09.11.2021 François Pellegrino and Matthew Stave

Morph in translation: a preliminary account of the temporal distribution of morphological information in the DoReCo corpus


Despite sharing the same overall communicative functions, human languages exhibit a large range of grammatical strategies to convey information. In the last sixty years, linguistic grammars and typological studies have unveiled the existence of typical linguistic profiles, enhanced with the more recent development of corpus-based quantitative studies. We now have a much better (though still incomplete) picture of morphological typology that admits the existence of intermediate strategies between archetypes (such as purely isolating vs. agglutinating languages, for instance). Still, corpus-based studies often remain biased towards ‘major’ languages or rely on written corpora with their inherent limitations. As a consequence, elaborating a cross-linguistic and usage-based account of how a language system fulfills its speakers’ communicative goals is an ongoing task (Levshina, 2021; Levshina & Moran, 2021).

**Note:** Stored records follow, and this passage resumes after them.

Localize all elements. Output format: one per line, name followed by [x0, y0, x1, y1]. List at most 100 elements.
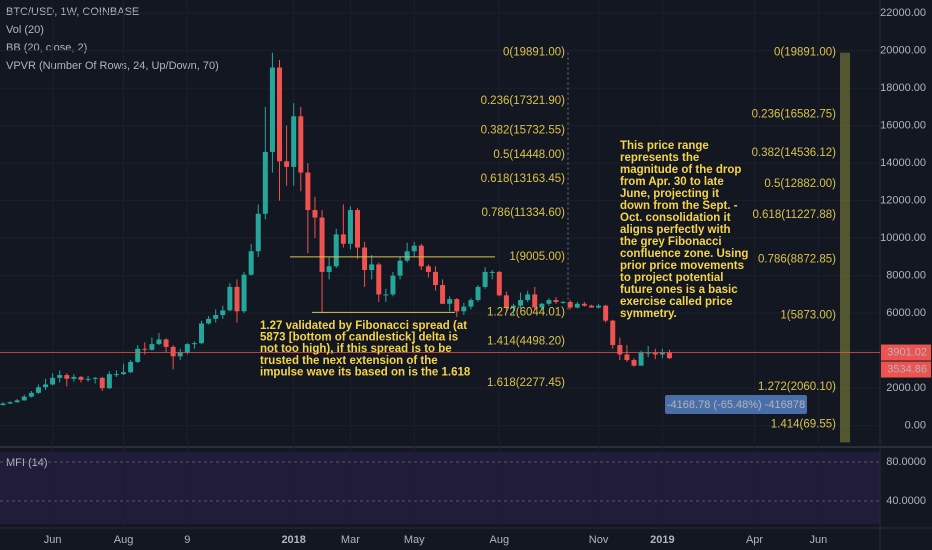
candle-body: [142, 348, 148, 350]
candle-body: [191, 343, 197, 345]
annotation: exercise called price: [620, 296, 733, 308]
candle-body: [220, 310, 226, 316]
candle-body: [645, 352, 651, 354]
annotation: from Apr. 30 to late: [620, 176, 724, 188]
candle-body: [85, 378, 91, 380]
y-tick-label: 8000.00: [886, 270, 926, 282]
indicator-label: Vol (20): [6, 24, 44, 36]
candle-body: [347, 210, 353, 244]
candle-body: [184, 344, 190, 353]
annotation: This price range: [620, 140, 709, 152]
candle-body: [21, 396, 27, 401]
annotation: June, projecting it: [620, 188, 719, 200]
candle-body: [234, 286, 240, 312]
fib-label: 1(9005.00): [509, 251, 565, 263]
candle-body: [333, 234, 339, 267]
candle-body: [482, 271, 488, 287]
fib-label: 1.414(69.55): [771, 418, 836, 430]
x-tick-label: Mar: [341, 534, 360, 546]
candle-body: [376, 264, 382, 295]
candle-body: [255, 213, 261, 252]
fib-label: 0.618(13163.45): [481, 173, 566, 185]
candle-body: [369, 264, 375, 271]
price-label-box: [881, 344, 931, 361]
candle-body: [163, 339, 169, 347]
candle-body: [113, 374, 119, 376]
candle-body: [362, 247, 368, 271]
indicator-label: VPVR (Number Of Rows, 24, Up/Down, 70): [6, 60, 219, 72]
candle-body: [199, 323, 205, 344]
fib-label: 0.5(14448.00): [493, 149, 565, 161]
candle-body: [177, 352, 183, 357]
annotation: symmetry.: [620, 308, 677, 320]
mfi-tick-label: 40.0000: [886, 495, 926, 507]
candle-body: [588, 305, 594, 308]
annotation: to project potential: [620, 272, 724, 284]
annotation: represents the: [620, 152, 699, 164]
candle-body: [581, 303, 587, 306]
x-tick-label: 9: [184, 534, 190, 546]
y-tick-label: 0.00: [905, 420, 926, 432]
x-tick-label: May: [404, 534, 425, 546]
fib-label: 0(19891.00): [774, 47, 836, 59]
candle-body: [475, 286, 481, 301]
symbol-title: BTC/USD, 1W, COINBASE: [6, 6, 139, 18]
candle-body: [603, 305, 609, 321]
candle-body: [532, 294, 538, 308]
annotation: magnitude of the drop: [620, 164, 741, 176]
fib-label: 1(5873.00): [780, 310, 836, 322]
candle-body: [574, 303, 580, 308]
candle-body: [447, 299, 453, 304]
y-tick-label: 12000.00: [880, 195, 926, 207]
annotation: future ones is a basic: [620, 284, 738, 296]
annotation: impulse wave its based on is the 1.618: [260, 366, 471, 378]
candle-body: [560, 301, 566, 303]
y-tick-label: 16000.00: [880, 120, 926, 132]
candle-body: [121, 372, 127, 375]
measure-label: -4168.78 (-65.48%) -416878: [667, 399, 805, 411]
candle-body: [390, 275, 396, 295]
candle-body: [440, 285, 446, 304]
candle-body: [319, 217, 325, 272]
price-label: 3534.86: [887, 363, 927, 375]
candle-body: [496, 271, 502, 296]
x-tick-label: Jun: [44, 534, 62, 546]
candle-body: [213, 315, 219, 319]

The DoReCo project (Paschen et al., 2020) aims to overcome these obstacles by offering (semi-)spontaneous oral recordings time-aligned with their fine-grained morphosyntactic analysis for about 50 languages, with at least 10,000 words per language. Research on the DoReCo database has already resulted in quantitative studies on linguistic complexity (Easterday et al., 2021, Stave et al., 2021a) and morphological typology (Stave, von Prince & Seifart, 2021). In this colloquium, we will present a preliminary account of the way morphological information is distributed over time in more than a dozen languages from the DoReCo collection. Our study stems from recent suggestions on the existence of a regulation in the rate of information transmitted in human communication, either in terms of fluctuations (Frank & Jaeger, 2008; Seifart et al., 2018) or on average (Cohen Priva, 2017; Coupé et al. 2019; Pellegrino, Coupé & Marsico, 2011). We have adopted an original dual approach, based on both the linguist-informed morphosyntactic analysis of the source language and an analysis of the English translation performed through state-of-the-art natural language processing. This way, we combine the advantages of a linguistic approach close to the original speech production with those of an automatic processing performed on the same pivot language (English) for each corpus.



Cohen Priva, U. (2017). Not so fast: Fast speech correlates with lower lexical and structural information. Cognition160, 27-34.

Coupé, C., Oh, Y. M., Dediu, D., & Pellegrino, F. (2019). Different languages, similar encoding efficiency: Comparable information rates across the human communicative niche. Science advances5(9), eaaw2594.

Easterday, S., Stave, M., Allassonnière-Tang, M., & Seifart, F. (2021). Syllable complexity and morphological synthesis: A well-motivated positive complexity correlation across subdomains. Frontiers in psychology12, 583.

Frank, A. F., & Jaeger, T. F. (2008). Speaking rationally: Uniform information density as an optimal strategy for language production. In Proc. of the annual meeting of the cognitive science society (Vol. 30, No. 30).

Levshina, N. (2021). Corpus-based typology: applications, challenges and some solutions. Linguistic Typology.

Levshina, N., & Moran, S. (2021). Efficiency in human languages: Corpus evidence for universal principles. Linguistics Vanguard7(s3).

Paschen, L., Delafontaine, F., Draxler, C., Fuchs, S., Stave, M., & Seifart, F. (2020). Building a time-aligned cross-linguistic reference corpus from language documentation data (DoReCo). In Proceedings of the 12th language resources and evaluation conference (pp. 2657-2666).

Pellegrino, F., Coupé, C., & Marsico, E. (2011). A cross-language perspective on speech information rate. Language, 539-558.

Seifart, F., Strunk, J., Danielsen, S., Hartmann, I., Pakendorf, B., Wichmann, S., ... & Bickel, B. (2018). Nouns slow down speech across structurally and culturally diverse languages. Proceedings of the National Academy of Sciences115(22), 5720-5725.

Stave, M., Paschen, L., Pellegrino, F., & Seifart, F. (2021). Optimization of morpheme length: a cross-linguistic assessment of Zipf’s and Menzerath’s laws. Linguistics Vanguard7(s3).

Stave, M., von Prince, K., & Seifart, F. (2021). A usage-based approach to morphological typology, 54th Annual Meeting of the Societas Linguistica Europaea, 30 August-3 September 2021.